Das Ergebnis der Wahl ist weithin bekannt und findet bundesweit Beachtung.
Doch die Bewertung dieser Entscheidung ist so verschieden wie die Positionen, die zu diesem Bürgerbegehren erst geführt haben. Dass es zu diesem Bürgerentscheid aber überhaupt gekommen war, ist nicht in erster Linie eine Errungenschaft direkter, bürgernaher Demokratie, sondern zeigt vielmehr die Schwäche der Freiburger Politik. Man hat es nicht geschafft, ein konstruktives Klima von Zusammenarbeit in schwierigen Zeiten zu schaffen, sondern - die Stadt ist gespalten.
Ein Zeugnis gelingender direkter
Demokratie wäre der Bürgerentscheid, wenn die Verwaltung
und der Gemeinderat eine gewichtige Entscheidung zu treffen hat -
und das war hier ja der Fall! Wenn die verschiedensten
Handlungsoptionen offen und fair dargestellt worden wären und es dann, wenn
man zu keiner klaren Entscheidung gelangt, es schließlich der
Bürgerschaft überlassen wird, wie sie sich entscheiden will.

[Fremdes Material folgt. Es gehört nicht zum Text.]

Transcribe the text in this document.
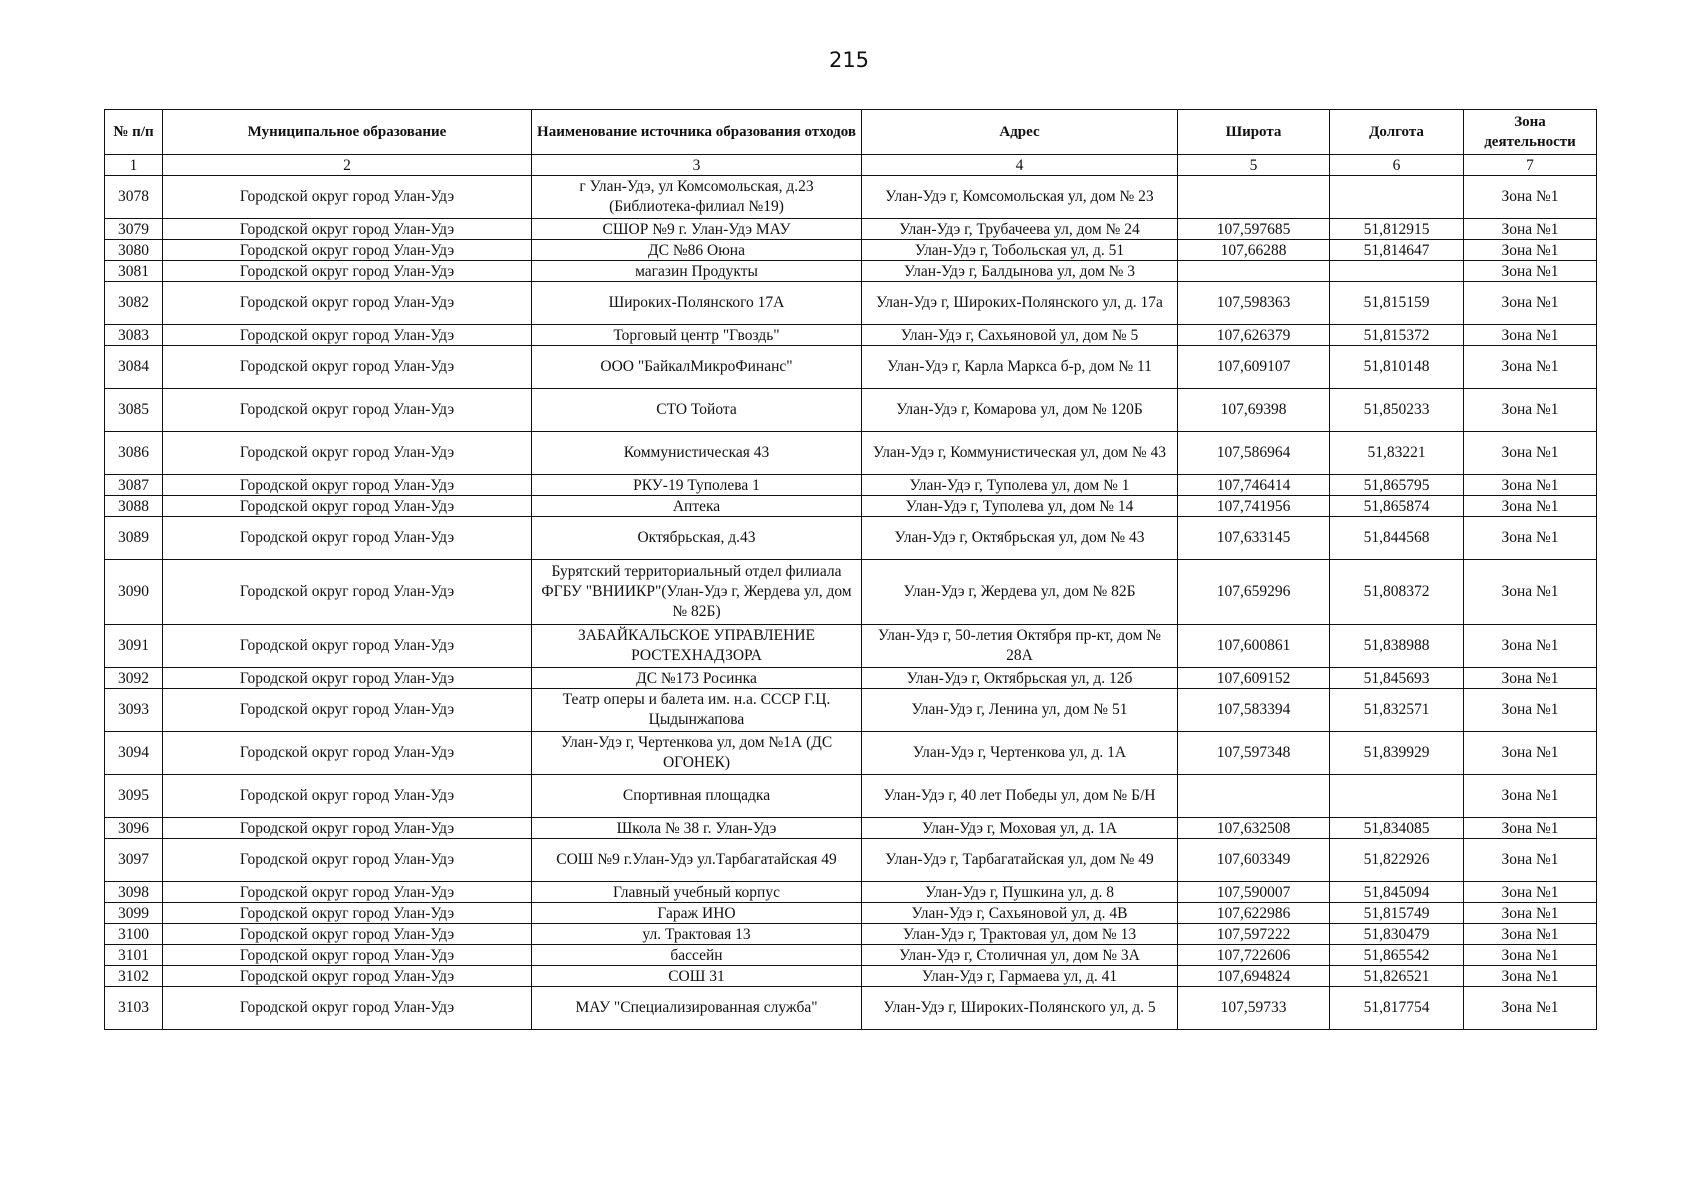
215
№ п/п	Муниципальное образование	Наименование источника образования отходов	Адрес	Широта	Долгота	Зона деятельности
1	2	3	4	5	6	7
3078	Городской округ город Улан-Удэ	г Улан-Удэ, ул Комсомольская, д.23 (Библиотека-филиал №19)	Улан-Удэ г, Комсомольская ул, дом № 23			Зона №1
3079	Городской округ город Улан-Удэ	СШОР №9 г. Улан-Удэ МАУ	Улан-Удэ г, Трубачеева ул, дом № 24	107,597685	51,812915	Зона №1
3080	Городской округ город Улан-Удэ	ДС №86 Оюна	Улан-Удэ г, Тобольская ул, д. 51	107,66288	51,814647	Зона №1
3081	Городской округ город Улан-Удэ	магазин Продукты	Улан-Удэ г, Балдынова ул, дом № 3			Зона №1
3082	Городской округ город Улан-Удэ	Широких-Полянского 17А	Улан-Удэ г, Широких-Полянского ул, д. 17а	107,598363	51,815159	Зона №1
3083	Городской округ город Улан-Удэ	Торговый центр "Гвоздь"	Улан-Удэ г, Сахьяновой ул, дом № 5	107,626379	51,815372	Зона №1
3084	Городской округ город Улан-Удэ	ООО "БайкалМикроФинанс"	Улан-Удэ г, Карла Маркса б-р, дом № 11	107,609107	51,810148	Зона №1
3085	Городской округ город Улан-Удэ	СТО Тойота	Улан-Удэ г, Комарова ул, дом № 120Б	107,69398	51,850233	Зона №1
3086	Городской округ город Улан-Удэ	Коммунистическая 43	Улан-Удэ г, Коммунистическая ул, дом № 43	107,586964	51,83221	Зона №1
3087	Городской округ город Улан-Удэ	РКУ-19 Туполева 1	Улан-Удэ г, Туполева ул, дом № 1	107,746414	51,865795	Зона №1
3088	Городской округ город Улан-Удэ	Аптека	Улан-Удэ г, Туполева ул, дом № 14	107,741956	51,865874	Зона №1
3089	Городской округ город Улан-Удэ	Октябрьская, д.43	Улан-Удэ г, Октябрьская ул, дом № 43	107,633145	51,844568	Зона №1
3090	Городской округ город Улан-Удэ	Бурятский территориальный отдел филиала ФГБУ "ВНИИКР"(Улан-Удэ г, Жердева ул, дом № 82Б)	Улан-Удэ г, Жердева ул, дом № 82Б	107,659296	51,808372	Зона №1
3091	Городской округ город Улан-Удэ	ЗАБАЙКАЛЬСКОЕ УПРАВЛЕНИЕ РОСТЕХНАДЗОРА	Улан-Удэ г, 50-летия Октября пр-кт, дом № 28А	107,600861	51,838988	Зона №1
3092	Городской округ город Улан-Удэ	ДС №173 Росинка	Улан-Удэ г, Октябрьская ул, д. 12б	107,609152	51,845693	Зона №1
3093	Городской округ город Улан-Удэ	Театр оперы и балета им. н.а. СССР Г.Ц. Цыдынжапова	Улан-Удэ г, Ленина ул, дом № 51	107,583394	51,832571	Зона №1
3094	Городской округ город Улан-Удэ	Улан-Удэ г, Чертенкова ул, дом №1А (ДС ОГОНЕК)	Улан-Удэ г, Чертенкова ул, д. 1А	107,597348	51,839929	Зона №1
3095	Городской округ город Улан-Удэ	Спортивная площадка	Улан-Удэ г, 40 лет Победы ул, дом № Б/Н			Зона №1
3096	Городской округ город Улан-Удэ	Школа № 38 г. Улан-Удэ	Улан-Удэ г, Моховая ул, д. 1А	107,632508	51,834085	Зона №1
3097	Городской округ город Улан-Удэ	СОШ №9 г.Улан-Удэ ул.Тарбагатайская 49	Улан-Удэ г, Тарбагатайская ул, дом № 49	107,603349	51,822926	Зона №1
3098	Городской округ город Улан-Удэ	Главный учебный корпус	Улан-Удэ г, Пушкина ул, д. 8	107,590007	51,845094	Зона №1
3099	Городской округ город Улан-Удэ	Гараж ИНО	Улан-Удэ г, Сахьяновой ул, д. 4В	107,622986	51,815749	Зона №1
3100	Городской округ город Улан-Удэ	ул. Трактовая 13	Улан-Удэ г, Трактовая ул, дом № 13	107,597222	51,830479	Зона №1
3101	Городской округ город Улан-Удэ	бассейн	Улан-Удэ г, Столичная ул, дом № 3А	107,722606	51,865542	Зона №1
3102	Городской округ город Улан-Удэ	СОШ 31	Улан-Удэ г, Гармаева ул, д. 41	107,694824	51,826521	Зона №1
3103	Городской округ город Улан-Удэ	МАУ "Специализированная служба"	Улан-Удэ г, Широких-Полянского ул, д. 5	107,59733	51,817754	Зона №1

Dann könnte man sich für das Instrument des Bürgerbegehrens erwärmen, auch wenn der Ausgang dann immer noch Verlierer zurück lässt.
Im Falle des Stadtbauverkaufs war es
jedoch anders: Die Verwaltungsspitze hat in der Misere der
Stadtfinanzen die einfachste Variante aus dem Hut gezaubert, die sich
finden ließ: Mit einem Schlag zwar die Schulden zu tilgen, aber
zugleich auch einen gewichtigen Teil der Anlagen der Stadt auf den
Markt zu tragen, mit allen Folgen und Risiken.

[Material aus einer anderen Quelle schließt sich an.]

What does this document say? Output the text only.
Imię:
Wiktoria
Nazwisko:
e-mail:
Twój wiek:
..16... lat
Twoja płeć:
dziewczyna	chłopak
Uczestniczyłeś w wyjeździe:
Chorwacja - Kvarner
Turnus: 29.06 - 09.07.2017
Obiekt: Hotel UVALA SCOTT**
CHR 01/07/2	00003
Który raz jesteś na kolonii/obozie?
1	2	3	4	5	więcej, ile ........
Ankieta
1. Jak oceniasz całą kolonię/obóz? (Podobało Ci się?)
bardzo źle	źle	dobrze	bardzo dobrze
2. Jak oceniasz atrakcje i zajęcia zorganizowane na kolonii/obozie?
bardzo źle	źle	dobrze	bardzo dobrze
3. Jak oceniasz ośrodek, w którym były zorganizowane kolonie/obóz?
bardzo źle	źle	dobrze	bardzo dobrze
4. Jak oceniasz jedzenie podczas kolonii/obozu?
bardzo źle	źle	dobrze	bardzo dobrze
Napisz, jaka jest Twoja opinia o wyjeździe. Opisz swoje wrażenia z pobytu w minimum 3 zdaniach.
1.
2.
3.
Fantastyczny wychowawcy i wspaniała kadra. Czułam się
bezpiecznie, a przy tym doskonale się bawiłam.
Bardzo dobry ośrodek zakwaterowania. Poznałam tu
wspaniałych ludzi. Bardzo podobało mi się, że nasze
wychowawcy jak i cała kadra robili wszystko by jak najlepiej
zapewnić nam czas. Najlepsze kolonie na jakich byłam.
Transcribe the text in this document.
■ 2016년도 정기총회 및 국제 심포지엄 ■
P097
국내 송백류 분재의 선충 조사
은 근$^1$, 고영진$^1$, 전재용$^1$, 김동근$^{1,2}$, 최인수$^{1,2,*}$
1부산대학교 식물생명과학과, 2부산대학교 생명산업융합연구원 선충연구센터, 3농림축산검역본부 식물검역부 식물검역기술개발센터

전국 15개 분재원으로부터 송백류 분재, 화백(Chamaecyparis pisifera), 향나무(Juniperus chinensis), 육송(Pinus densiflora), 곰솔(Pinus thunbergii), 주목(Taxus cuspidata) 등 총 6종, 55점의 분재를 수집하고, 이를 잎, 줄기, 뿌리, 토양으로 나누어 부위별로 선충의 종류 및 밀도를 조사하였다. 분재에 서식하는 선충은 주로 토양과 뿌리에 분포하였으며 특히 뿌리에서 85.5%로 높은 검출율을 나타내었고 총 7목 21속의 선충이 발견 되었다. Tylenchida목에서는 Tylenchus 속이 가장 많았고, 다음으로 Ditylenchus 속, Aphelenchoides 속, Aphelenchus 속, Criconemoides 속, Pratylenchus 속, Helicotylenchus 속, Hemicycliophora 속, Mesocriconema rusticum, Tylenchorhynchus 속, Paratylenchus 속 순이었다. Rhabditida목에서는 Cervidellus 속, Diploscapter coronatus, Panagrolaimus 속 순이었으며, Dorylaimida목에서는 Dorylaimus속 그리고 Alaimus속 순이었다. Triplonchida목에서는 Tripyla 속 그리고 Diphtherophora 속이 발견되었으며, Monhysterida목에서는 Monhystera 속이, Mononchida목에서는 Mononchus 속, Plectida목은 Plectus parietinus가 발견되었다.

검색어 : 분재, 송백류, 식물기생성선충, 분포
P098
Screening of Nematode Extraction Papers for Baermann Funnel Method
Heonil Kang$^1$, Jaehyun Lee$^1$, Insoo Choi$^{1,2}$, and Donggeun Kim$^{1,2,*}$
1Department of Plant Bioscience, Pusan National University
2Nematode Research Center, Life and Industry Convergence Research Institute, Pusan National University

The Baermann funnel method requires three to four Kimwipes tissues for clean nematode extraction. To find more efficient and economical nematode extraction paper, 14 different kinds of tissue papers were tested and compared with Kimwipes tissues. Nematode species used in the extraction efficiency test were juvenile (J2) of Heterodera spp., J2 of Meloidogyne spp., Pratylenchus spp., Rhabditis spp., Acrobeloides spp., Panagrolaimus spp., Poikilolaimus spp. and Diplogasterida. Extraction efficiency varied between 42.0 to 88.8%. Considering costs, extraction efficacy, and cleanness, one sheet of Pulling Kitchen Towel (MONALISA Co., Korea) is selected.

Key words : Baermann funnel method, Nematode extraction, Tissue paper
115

Den heftigen Widerstand in der
Bevölkerung hat man großzügig ignoriert und sich
indirekt darüber beklagt, dass die Bürgerschaft sich gut
organisiert zeigte und mit relativer Leichtigkeit einen
Bürgerentscheid in die Wege leitete. Rechtzeitig einlenken und
einen umfassenderen Entscheidungsprozess anzustreben, war nicht im
Sinne der Verwaltung, und auch der Gemeinderat trat hier nicht
korrigierend ein.
Seither liefen die Bestrebungen weiter,
den Verkauf durchzusetzen. Es war Wahlkampf. Eine offene,
breit angelegte Auseinandersetzung und Entscheidungsfindung, wie es mit den Finanzen in Freiburg weiter geht, hat
gefehlt. Die Positionen blieben hartnäckig bestehen. Gegenüber
der Verkaufsgegner „Wohnen ist Menschenrecht“ hat die
Initiative „Zukunft für Freiburg“ ihren Stand
aufgemacht. Beide Seiten versuchten zu zeigen, dass sie die einzig
soziale Variante vertreten. Viele waren verunsichert und irritiert. Daran ist nichts mehr zu ändern.

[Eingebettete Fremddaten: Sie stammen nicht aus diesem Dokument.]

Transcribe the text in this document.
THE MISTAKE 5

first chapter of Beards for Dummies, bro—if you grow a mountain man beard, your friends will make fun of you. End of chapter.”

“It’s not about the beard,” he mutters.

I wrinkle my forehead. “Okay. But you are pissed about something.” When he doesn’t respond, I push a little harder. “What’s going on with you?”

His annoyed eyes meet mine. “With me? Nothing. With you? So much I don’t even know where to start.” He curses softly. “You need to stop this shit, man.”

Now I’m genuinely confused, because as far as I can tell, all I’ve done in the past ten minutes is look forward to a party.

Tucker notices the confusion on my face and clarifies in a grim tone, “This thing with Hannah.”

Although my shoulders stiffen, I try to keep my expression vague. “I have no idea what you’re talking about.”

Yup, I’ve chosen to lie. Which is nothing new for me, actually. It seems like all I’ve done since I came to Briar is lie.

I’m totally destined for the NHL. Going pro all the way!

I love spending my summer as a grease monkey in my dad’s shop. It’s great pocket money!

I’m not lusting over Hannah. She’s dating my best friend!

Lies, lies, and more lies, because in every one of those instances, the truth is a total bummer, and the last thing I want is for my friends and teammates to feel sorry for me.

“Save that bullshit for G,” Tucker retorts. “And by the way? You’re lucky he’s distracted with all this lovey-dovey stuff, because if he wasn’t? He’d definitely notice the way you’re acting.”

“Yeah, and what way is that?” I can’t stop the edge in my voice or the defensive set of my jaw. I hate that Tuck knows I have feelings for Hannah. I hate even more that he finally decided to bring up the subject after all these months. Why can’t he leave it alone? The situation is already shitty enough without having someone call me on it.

Allerdings dadurch, dass sich eine große und entscheidungskräftige Mehrheit der Wahlberechtigten für den
Erhalt votiert hat, besteht die Chance, dass ein
weitergehender Aushandlungsprozess stattfindet. Dieser Prozess hat
gefehlt, und ob dieser Prozess nun nachgeholt wird, das wird sich erst zeigen.
Bessere Politik kann sich leicht dadurch
auszeichnen, dass sie keine Bürgerentscheide braucht, sondern
von Beginn an die verschiedensten Positionen wahrnimmt - und ernst
nimmt!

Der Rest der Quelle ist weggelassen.